Financial analysts had expected Halfords to mirror most other High Street retailers and report poor trading results but the company has managed to grow sales by 2.6 percent. However, last year at the same time Halfords reported a 12.7 percent increase in sales. To make up for the relative dip in sales, Halfords is currently slashing prices instore and has written to some bike suppliers demanding extra margins.

Halfords reports better-than-expected results

Halfords Group plc today released a trading update for the six months to the end of September.

Like-for-like sales increased by 2.6 percent. However, CEO Ian McLeod prefers to adjust "for the non-comparative Easter period last year," raising the like-for-like sales to 4.1 percent.

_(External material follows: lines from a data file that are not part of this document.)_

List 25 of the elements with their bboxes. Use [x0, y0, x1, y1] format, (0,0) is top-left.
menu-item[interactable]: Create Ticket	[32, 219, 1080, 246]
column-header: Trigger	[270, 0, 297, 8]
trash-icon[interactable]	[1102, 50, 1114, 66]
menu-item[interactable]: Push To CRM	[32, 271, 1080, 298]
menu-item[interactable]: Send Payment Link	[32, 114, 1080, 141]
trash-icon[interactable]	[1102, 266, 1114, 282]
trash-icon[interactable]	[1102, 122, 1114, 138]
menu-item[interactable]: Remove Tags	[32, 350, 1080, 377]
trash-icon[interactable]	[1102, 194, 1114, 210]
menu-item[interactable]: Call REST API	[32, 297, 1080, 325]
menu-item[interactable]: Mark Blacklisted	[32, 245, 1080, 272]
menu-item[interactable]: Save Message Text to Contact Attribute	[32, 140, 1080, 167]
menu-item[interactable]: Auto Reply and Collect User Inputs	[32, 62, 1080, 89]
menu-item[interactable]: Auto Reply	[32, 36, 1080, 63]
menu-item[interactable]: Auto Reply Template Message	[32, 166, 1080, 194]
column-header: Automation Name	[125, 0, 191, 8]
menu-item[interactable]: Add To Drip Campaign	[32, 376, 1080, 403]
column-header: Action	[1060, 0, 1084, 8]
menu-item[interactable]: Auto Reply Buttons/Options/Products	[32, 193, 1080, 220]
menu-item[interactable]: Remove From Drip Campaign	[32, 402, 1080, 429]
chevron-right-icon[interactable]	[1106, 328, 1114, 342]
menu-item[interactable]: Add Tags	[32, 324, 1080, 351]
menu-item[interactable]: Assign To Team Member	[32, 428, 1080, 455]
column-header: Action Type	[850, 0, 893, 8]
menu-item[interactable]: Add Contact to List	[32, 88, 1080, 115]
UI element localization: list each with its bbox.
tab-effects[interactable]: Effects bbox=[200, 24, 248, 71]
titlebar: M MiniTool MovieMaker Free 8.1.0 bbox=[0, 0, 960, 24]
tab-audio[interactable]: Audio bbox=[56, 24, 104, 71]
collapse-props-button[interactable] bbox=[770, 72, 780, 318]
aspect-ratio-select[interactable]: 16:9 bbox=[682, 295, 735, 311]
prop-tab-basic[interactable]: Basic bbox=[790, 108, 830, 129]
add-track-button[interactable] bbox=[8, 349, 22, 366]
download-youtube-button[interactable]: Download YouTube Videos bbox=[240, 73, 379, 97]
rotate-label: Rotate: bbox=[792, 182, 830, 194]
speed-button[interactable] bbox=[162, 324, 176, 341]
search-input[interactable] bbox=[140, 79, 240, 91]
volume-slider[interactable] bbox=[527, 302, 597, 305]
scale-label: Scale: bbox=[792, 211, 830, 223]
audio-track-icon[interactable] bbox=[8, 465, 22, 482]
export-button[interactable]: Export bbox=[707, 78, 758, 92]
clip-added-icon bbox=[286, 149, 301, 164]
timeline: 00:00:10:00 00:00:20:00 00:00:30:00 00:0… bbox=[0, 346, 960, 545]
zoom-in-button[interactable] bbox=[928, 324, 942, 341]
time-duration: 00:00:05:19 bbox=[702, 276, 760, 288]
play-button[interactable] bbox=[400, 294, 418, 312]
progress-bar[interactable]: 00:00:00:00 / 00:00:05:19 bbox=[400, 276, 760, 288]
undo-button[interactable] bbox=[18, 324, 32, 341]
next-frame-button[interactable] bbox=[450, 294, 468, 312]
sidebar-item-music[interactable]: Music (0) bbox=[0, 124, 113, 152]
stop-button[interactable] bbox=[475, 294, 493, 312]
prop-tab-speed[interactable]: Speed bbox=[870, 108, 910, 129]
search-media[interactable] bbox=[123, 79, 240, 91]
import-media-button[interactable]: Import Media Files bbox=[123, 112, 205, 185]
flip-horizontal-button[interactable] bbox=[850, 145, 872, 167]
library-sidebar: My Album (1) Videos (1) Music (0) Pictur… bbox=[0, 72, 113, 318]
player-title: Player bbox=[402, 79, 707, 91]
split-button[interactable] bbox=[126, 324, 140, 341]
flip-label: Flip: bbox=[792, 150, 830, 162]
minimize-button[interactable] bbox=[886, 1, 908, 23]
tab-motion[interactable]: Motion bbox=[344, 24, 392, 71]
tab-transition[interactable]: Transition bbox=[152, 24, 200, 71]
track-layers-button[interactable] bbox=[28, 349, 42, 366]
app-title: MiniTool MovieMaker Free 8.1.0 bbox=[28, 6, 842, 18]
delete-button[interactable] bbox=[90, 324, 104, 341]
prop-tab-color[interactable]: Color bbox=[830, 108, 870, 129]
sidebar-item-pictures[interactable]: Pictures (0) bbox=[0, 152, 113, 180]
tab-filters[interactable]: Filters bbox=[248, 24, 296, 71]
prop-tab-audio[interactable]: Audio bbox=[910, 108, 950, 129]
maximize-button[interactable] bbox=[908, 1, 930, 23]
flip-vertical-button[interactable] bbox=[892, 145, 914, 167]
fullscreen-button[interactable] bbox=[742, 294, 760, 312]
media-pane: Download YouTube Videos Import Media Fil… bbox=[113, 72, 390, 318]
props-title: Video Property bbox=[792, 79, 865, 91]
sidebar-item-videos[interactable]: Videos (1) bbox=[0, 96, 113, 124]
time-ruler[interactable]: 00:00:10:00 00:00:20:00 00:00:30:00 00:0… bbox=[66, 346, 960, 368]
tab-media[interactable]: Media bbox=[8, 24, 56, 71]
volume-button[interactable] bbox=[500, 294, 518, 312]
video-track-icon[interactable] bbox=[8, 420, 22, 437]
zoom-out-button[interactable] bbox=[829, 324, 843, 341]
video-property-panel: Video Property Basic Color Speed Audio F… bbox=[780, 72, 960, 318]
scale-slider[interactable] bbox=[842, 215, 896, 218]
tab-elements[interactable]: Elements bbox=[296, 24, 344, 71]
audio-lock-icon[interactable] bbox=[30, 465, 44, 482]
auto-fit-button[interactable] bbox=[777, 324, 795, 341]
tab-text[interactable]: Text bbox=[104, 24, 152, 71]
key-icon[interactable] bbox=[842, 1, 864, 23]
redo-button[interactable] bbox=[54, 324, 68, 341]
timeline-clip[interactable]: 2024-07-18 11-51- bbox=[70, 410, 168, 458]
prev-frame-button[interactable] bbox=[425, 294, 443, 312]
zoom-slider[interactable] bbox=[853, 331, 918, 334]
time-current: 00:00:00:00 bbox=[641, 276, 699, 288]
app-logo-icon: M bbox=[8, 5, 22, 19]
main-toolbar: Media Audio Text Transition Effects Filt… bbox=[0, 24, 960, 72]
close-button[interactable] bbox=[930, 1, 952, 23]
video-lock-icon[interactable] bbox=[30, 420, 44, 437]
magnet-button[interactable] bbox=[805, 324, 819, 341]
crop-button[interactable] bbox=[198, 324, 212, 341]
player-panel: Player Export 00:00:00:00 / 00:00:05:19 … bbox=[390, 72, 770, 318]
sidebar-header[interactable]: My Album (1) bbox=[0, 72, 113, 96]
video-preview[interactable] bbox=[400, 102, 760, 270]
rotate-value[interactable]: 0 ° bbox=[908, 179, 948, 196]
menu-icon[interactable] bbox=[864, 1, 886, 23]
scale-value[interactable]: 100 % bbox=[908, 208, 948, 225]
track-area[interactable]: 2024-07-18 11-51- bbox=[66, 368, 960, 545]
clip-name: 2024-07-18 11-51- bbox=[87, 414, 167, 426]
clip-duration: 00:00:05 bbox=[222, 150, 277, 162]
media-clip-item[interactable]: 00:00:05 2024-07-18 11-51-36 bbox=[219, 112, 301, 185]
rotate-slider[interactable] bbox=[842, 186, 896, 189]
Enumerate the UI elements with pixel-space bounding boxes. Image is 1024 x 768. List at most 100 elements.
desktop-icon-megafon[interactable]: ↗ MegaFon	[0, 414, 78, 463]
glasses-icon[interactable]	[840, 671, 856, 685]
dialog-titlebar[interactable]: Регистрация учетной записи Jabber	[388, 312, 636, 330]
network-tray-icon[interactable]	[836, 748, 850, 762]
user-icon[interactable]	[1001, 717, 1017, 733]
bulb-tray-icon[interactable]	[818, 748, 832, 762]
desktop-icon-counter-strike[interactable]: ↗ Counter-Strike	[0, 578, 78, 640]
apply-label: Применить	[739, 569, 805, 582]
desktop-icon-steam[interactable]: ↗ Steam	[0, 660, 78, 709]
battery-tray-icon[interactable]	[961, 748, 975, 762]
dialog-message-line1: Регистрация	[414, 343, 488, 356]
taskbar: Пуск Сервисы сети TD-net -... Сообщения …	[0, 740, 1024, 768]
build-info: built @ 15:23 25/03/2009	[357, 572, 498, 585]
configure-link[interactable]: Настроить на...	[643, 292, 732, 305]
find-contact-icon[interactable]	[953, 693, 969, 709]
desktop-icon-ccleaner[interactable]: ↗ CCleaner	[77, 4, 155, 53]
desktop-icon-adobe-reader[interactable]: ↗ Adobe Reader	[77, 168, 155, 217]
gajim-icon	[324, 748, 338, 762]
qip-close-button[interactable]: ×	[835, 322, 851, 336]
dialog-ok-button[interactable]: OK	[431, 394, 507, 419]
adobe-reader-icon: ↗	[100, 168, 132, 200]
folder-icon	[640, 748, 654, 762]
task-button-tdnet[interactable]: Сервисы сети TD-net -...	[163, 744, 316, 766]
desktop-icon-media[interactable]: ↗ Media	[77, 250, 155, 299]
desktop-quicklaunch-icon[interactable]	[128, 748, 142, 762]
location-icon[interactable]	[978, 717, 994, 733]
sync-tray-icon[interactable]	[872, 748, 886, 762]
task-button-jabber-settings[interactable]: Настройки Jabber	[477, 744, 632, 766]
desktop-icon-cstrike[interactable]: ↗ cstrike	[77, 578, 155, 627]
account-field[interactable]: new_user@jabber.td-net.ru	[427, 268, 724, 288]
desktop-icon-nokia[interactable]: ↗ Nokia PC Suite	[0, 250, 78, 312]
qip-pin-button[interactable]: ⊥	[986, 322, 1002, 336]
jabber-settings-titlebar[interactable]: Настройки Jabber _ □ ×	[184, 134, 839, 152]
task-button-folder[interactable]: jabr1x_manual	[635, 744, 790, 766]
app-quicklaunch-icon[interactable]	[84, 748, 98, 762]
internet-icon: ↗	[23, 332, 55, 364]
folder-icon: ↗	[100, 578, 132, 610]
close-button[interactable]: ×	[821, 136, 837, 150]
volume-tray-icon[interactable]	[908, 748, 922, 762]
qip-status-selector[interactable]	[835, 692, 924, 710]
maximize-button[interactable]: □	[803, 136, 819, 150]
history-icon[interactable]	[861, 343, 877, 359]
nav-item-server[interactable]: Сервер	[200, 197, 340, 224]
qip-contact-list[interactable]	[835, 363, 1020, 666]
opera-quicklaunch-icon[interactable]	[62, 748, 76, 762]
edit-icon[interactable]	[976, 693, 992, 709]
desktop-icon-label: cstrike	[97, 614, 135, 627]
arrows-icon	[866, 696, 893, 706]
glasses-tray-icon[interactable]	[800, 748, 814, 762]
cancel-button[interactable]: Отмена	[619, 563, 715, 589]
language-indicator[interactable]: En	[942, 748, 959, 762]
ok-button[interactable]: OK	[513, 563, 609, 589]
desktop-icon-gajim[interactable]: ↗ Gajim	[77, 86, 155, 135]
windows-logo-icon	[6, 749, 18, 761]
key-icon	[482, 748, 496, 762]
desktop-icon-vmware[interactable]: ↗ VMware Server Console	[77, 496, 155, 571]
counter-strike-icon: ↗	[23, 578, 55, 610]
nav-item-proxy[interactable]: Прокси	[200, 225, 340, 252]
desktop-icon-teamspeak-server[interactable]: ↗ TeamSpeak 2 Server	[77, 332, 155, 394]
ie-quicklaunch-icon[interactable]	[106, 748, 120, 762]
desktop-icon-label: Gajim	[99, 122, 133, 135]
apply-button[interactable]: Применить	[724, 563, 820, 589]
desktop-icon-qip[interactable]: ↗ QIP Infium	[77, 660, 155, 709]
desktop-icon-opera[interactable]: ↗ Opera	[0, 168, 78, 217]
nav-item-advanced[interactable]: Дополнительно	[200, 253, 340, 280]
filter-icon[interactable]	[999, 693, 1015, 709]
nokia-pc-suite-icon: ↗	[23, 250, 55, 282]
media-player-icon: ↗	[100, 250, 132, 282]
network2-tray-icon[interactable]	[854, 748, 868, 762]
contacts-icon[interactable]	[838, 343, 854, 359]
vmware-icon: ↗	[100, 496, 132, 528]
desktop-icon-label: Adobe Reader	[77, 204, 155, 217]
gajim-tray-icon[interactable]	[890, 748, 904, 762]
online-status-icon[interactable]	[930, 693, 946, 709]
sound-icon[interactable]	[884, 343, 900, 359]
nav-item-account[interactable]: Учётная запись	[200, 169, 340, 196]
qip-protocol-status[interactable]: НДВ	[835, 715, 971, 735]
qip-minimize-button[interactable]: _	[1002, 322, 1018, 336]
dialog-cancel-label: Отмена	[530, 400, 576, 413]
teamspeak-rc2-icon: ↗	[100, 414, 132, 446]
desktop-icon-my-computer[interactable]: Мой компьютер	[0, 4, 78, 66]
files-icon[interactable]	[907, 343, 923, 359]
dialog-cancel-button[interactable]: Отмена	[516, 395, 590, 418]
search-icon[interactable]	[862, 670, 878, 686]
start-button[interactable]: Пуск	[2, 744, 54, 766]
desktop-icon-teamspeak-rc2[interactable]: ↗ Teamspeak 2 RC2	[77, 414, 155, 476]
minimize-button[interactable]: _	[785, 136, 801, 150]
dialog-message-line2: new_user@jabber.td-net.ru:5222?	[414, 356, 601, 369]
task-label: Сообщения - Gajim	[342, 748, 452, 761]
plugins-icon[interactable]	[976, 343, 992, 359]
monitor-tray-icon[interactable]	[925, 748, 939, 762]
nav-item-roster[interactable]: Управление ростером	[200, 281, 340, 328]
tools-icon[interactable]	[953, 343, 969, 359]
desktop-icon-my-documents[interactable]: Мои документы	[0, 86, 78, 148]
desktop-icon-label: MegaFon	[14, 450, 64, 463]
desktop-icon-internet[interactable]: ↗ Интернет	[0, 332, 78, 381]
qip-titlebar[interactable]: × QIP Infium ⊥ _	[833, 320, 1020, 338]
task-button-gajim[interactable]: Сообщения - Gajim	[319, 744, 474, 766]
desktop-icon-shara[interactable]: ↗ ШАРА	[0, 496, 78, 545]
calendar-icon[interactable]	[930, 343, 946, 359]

He said: "This is a challenging retail environment, but our resilience in the first six months continues to give us confidence for the second half."

Halfords will announce its interim results on 24th November.

The company is currently winning no friends at the bike businesses which supply it. In a throwback to April 2003, the company has written to some suppliers asking for extra margin.

In 2003 bike trade suppliers were angered by a unilateral imposition of 90-day payment terms by Halfords. The payment contract had previously been for 30-day terms. A major P&A supplier to Halfords told at the time the company was guilty of "unacceptable behaviour for a dominant player."

There are similar grumblings today and also some surprise that Halfords is discounting so many products to help lift sales.